Chinese stocks in New York advanced for a fifth day, the longest stretch of gains in four months, as a doubling in Huaneng Power International Inc.’s profit boosted the outlook for corporate earnings.
The Bloomberg China-US Equity Index of the most-traded Chinese equities in the U.S. rose 1.3 percent to 90.93, as SouFun Holdings Ltd. jumped to a one-month high and solar makers rallied. American depositary receipts of Huaneng, China’s largest electricity producer, surged to the highest level since 2007. Chip foundry Semiconductor Manufacturing International Corp. climbed 2.5 percent.
Huaneng was raised to hold from sell by Bank of China as first-quarter profit surged to 2.55 billion yuan ($413 million), while Semiconductor Manufacturing posted net income that was four times the average analyst estimate. Seventeen of the 55 members in the Bloomberg China-US gauge are reporting quarterly results this week as the index trades at 12 times estimated earnings, 50 percent below its valuation in March 2012.
“We are going to have a good earnings season,” Michael Ding, lead manager of the China Region Fund at U.S. Global Investors Inc., which oversees $2.2 billion, said by phone from San Antonio, Texas. “The market is as if it’s pricing in zero earnings growth. The stocks are undervalued and fundamentals have been improving, not deteriorating.”
The iShares FTSE China 25 Index Fund, the largest Chinese exchange-traded fund in the U.S., added 1.3 percent to $36.48, gaining for the fourth time in five days. The Standard & Poor’s 500 Index closed little changed at 1,578.79.
Huaneng jumped 4.1 percent to $45.17 in New York, the highest close since December 2007 amid trading volumes almost triple the daily average over the past three months. Bank of China equity analyst Peter Yao, boosted his price target on the Beijing-based utility’s Hong Kong stock by 38 percent to HK$9.50.

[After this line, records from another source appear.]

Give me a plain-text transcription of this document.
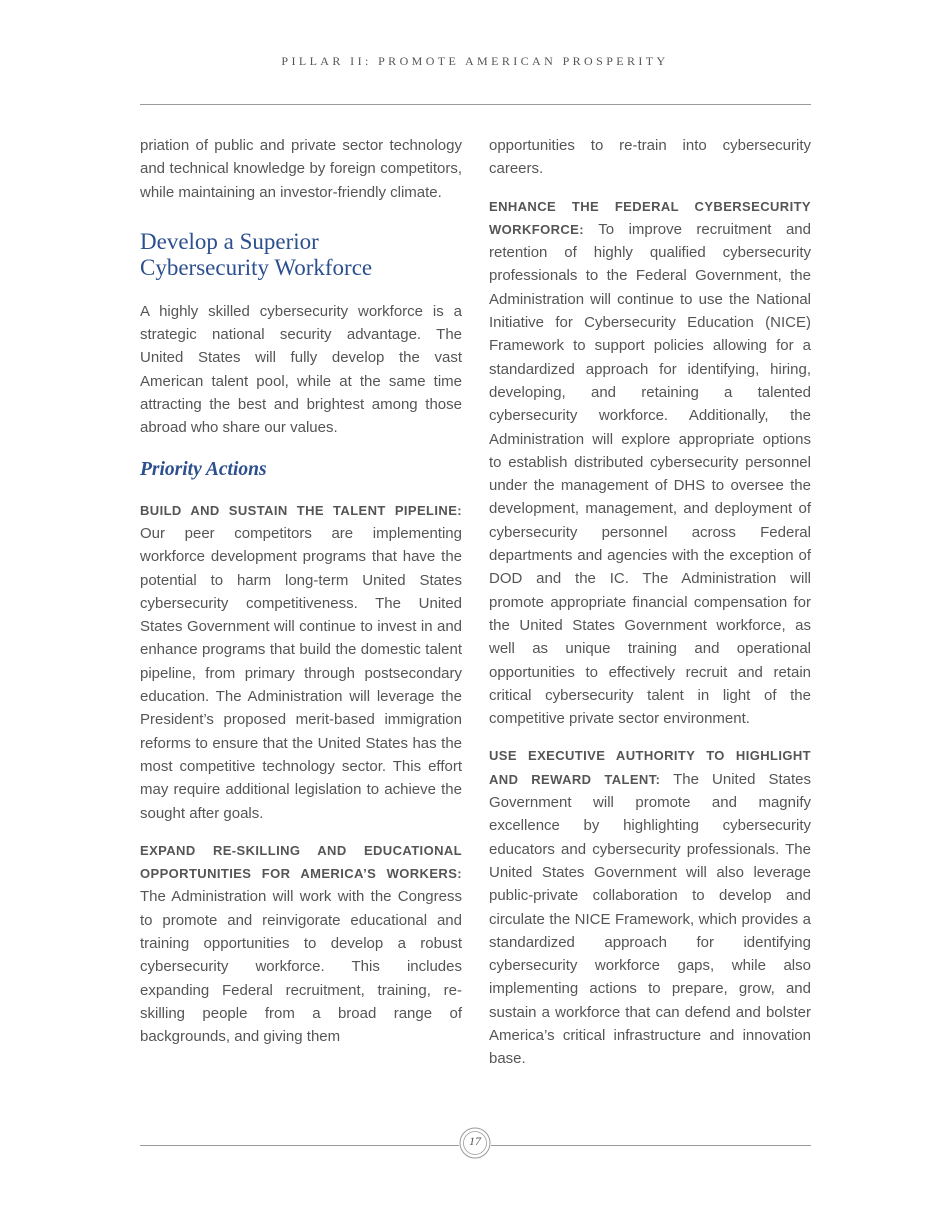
PILLAR II: PROMOTE AMERICAN PROSPERITY

priation of public and private sector technology and technical knowledge by foreign competitors, while maintaining an investor-friendly climate.

Develop a Superior
Cybersecurity Workforce

A highly skilled cybersecurity workforce is a strategic national security advantage. The United States will fully develop the vast American talent pool, while at the same time attracting the best and brightest among those abroad who share our values.

Priority Actions

BUILD AND SUSTAIN THE TALENT PIPELINE: Our peer competitors are implementing workforce development programs that have the potential to harm long-term United States cybersecurity competitiveness. The United States Government will continue to invest in and enhance programs that build the domestic talent pipeline, from primary through postsecondary education. The Administration will leverage the President’s proposed merit-based immigration reforms to ensure that the United States has the most competitive technology sector. This effort may require additional legislation to achieve the sought after goals.

EXPAND RE-SKILLING AND EDUCATIONAL OPPORTUNITIES FOR AMERICA’S WORKERS: The Administration will work with the Congress to promote and reinvigorate educational and training opportunities to develop a robust cybersecurity workforce. This includes expanding Federal recruitment, training, re-skilling people from a broad range of backgrounds, and giving them

opportunities to re-train into cybersecurity careers.

ENHANCE THE FEDERAL CYBERSECURITY WORKFORCE: To improve recruitment and retention of highly qualified cybersecurity professionals to the Federal Government, the Administration will continue to use the National Initiative for Cybersecurity Education (NICE) Framework to support policies allowing for a standardized approach for identifying, hiring, developing, and retaining a talented cybersecurity workforce. Additionally, the Administration will explore appropriate options to establish distributed cybersecurity personnel under the management of DHS to oversee the development, management, and deployment of cybersecurity personnel across Federal departments and agencies with the exception of DOD and the IC. The Administration will promote appropriate financial compensation for the United States Government workforce, as well as unique training and operational opportunities to effectively recruit and retain critical cybersecurity talent in light of the competitive private sector environment.

USE EXECUTIVE AUTHORITY TO HIGHLIGHT AND REWARD TALENT: The United States Government will promote and magnify excellence by highlighting cybersecurity educators and cybersecurity professionals. The United States Government will also leverage public-private collaboration to develop and circulate the NICE Framework, which provides a standardized approach for identifying cybersecurity workforce gaps, while also implementing actions to prepare, grow, and sustain a workforce that can defend and bolster America’s critical infrastructure and innovation base.

17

The ADRs have climbed 9.3 percent in four days, helped by data from the China Coal Transport and Distribution Association showing coal prices sank to the lowest level in more than three years.
Semiconductor Manufacturing climbed to $3.30 and is poised for a 14 percent jump in April, the steepest monthly climb since January. The Shanghai-based company said first-quarter net income according to international reporting standards was $40.6 million, exceeding the $10.3 million average of three analysts’ estimates compiled by Bloomberg. Sales of $501.6 million also surpassed an average projection of $478.4 million.

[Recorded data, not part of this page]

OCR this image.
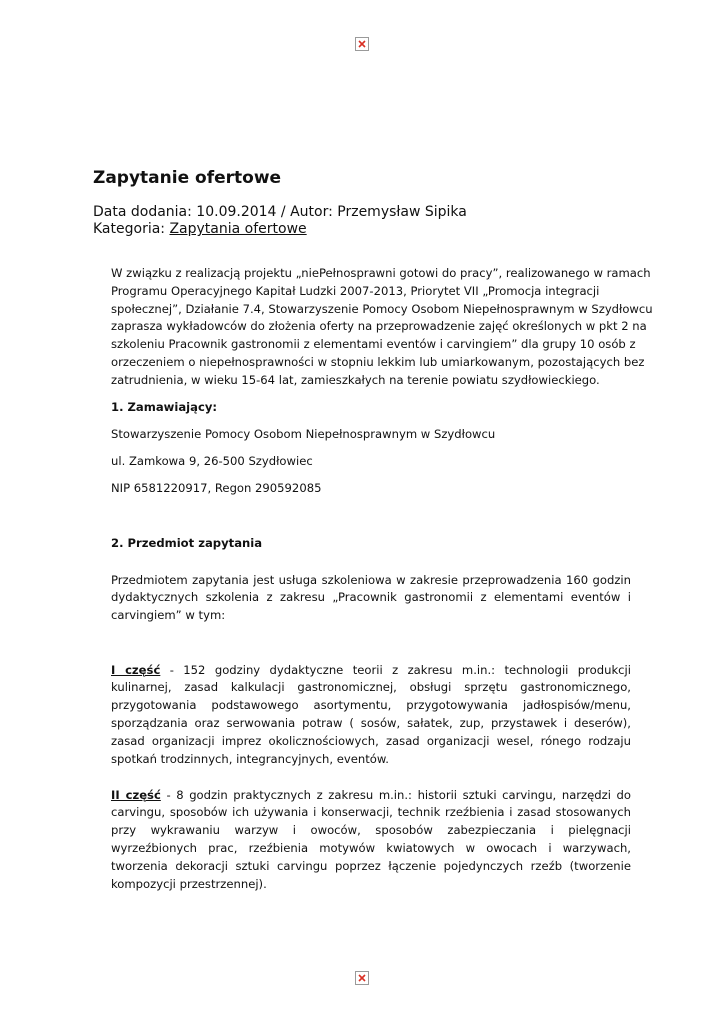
Zapytanie ofertowe
Data dodania: 10.09.2014 / Autor: Przemysław Sipika
Kategoria: Zapytania ofertowe

W związku z realizacją projektu „niePełnosprawni gotowi do pracy”, realizowanego w ramach

Programu Operacyjnego Kapitał Ludzki 2007-2013, Priorytet VII „Promocja integracji

społecznej”, Działanie 7.4, Stowarzyszenie Pomocy Osobom Niepełnosprawnym w Szydłowcu

zaprasza wykładowców do złożenia oferty na przeprowadzenie zajęć określonych w pkt 2 na

szkoleniu Pracownik gastronomii z elementami eventów i carvingiem” dla grupy 10 osób z

orzeczeniem o niepełnosprawności w stopniu lekkim lub umiarkowanym, pozostających bez

zatrudnienia, w wieku 15-64 lat, zamieszkałych na terenie powiatu szydłowieckiego.

1. Zamawiający:
Stowarzyszenie Pomocy Osobom Niepełnosprawnym w Szydłowcu
ul. Zamkowa 9, 26-500 Szydłowiec
NIP 6581220917, Regon 290592085
2. Przedmiot zapytania

Przedmiotem zapytania jest usługa szkoleniowa w zakresie przeprowadzenia 160 godzin dydaktycznych szkolenia z zakresu „Pracownik gastronomii z elementami eventów i carvingiem” w tym:

I część - 152 godziny dydaktyczne teorii z zakresu m.in.: technologii produkcji kulinarnej, zasad kalkulacji gastronomicznej, obsługi sprzętu gastronomicznego, przygotowania podstawowego asortymentu, przygotowywania jadłospisów/menu, sporządzania oraz serwowania potraw ( sosów, sałatek, zup, przystawek i deserów), zasad organizacji imprez okolicznościowych, zasad organizacji wesel, rónego rodzaju spotkań trodzinnych, integrancyjnych, eventów.

II część - 8 godzin praktycznych z zakresu m.in.: historii sztuki carvingu, narzędzi do carvingu, sposobów ich używania i konserwacji, technik rzeźbienia i zasad stosowanych przy wykrawaniu warzyw i owoców, sposobów zabezpieczania i pielęgnacji wyrzeźbionych prac, rzeźbienia motywów kwiatowych w owocach i warzywach, tworzenia dekoracji sztuki carvingu poprzez łączenie pojedynczych rzeźb (tworzenie kompozycji przestrzennej).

SouFun, the Beijing-based owner of China’s biggest real estate website, gained 5.4 percent to $25.81, capping a 17 percent rally over the past four days.
Suntech Power Holdings Co. climbed 8.6 percent to 69.2 U.S. cents. The Jiangsu, China-based company, once the world’s largest solar panel maker, was dragged into insolvency days after it defaulted on a $541 million bond repayment March 15.
LDK Solar Ltd., the world’s second-biggest maker of wafers that convert sunlight into power, jumped 8.8 percent to $1.24, posting the steepest advance on the China-US index. Both LDK and Suntech have lost at least 13 percent this year.
A bill re-introduced yesterday by four U.S. senators would allow renewable energy projects access to tax advantages currently available for oil, gas and coal companies.
The difference in implied volatility for the FTSE China ETF and the iShares MSCI Emerging Markets Index Fund has more than doubled to 5.12 since Feb. 1, according to data compiled by Bloomberg on three-month contracts with an exercise price closest to the shares. That’s the biggest gap since August 2009 for the measure of options costs.
China’s economy unexpectedly weakened in the first quarter, manufacturing is expanding at a slower pace this month and banks from Goldman Sachs Group Inc. to JPMorgan Chase & Co. have cut estimates for growth in 2013. The ETF of Chinese companies is on pace for a third consecutive month of declines, the longest stretch since September 2011.
ADRs of Guangshen Railway Co. fell a third day, declining 4.1 percent to $23.59 in U.S. trading. The Shenzhen-based company reported an 11 percent drop in first-quarter net income yesterday. Giant Interactive Group Inc., an online games developer based in Shanghai, slid for the first time in five days, retreating 2.4 percent to $7.30.
The Shanghai Composite Index of domestic Chinese shares rose 1.6 percent to 2,218.32 yesterday after valuations on the benchmark fell to 12.1 times reported earnings, approaching the lowest level since Dec. 24. The Hang Seng China Enterprises Index in Hong Kong increased 2 percent to 10,634.37.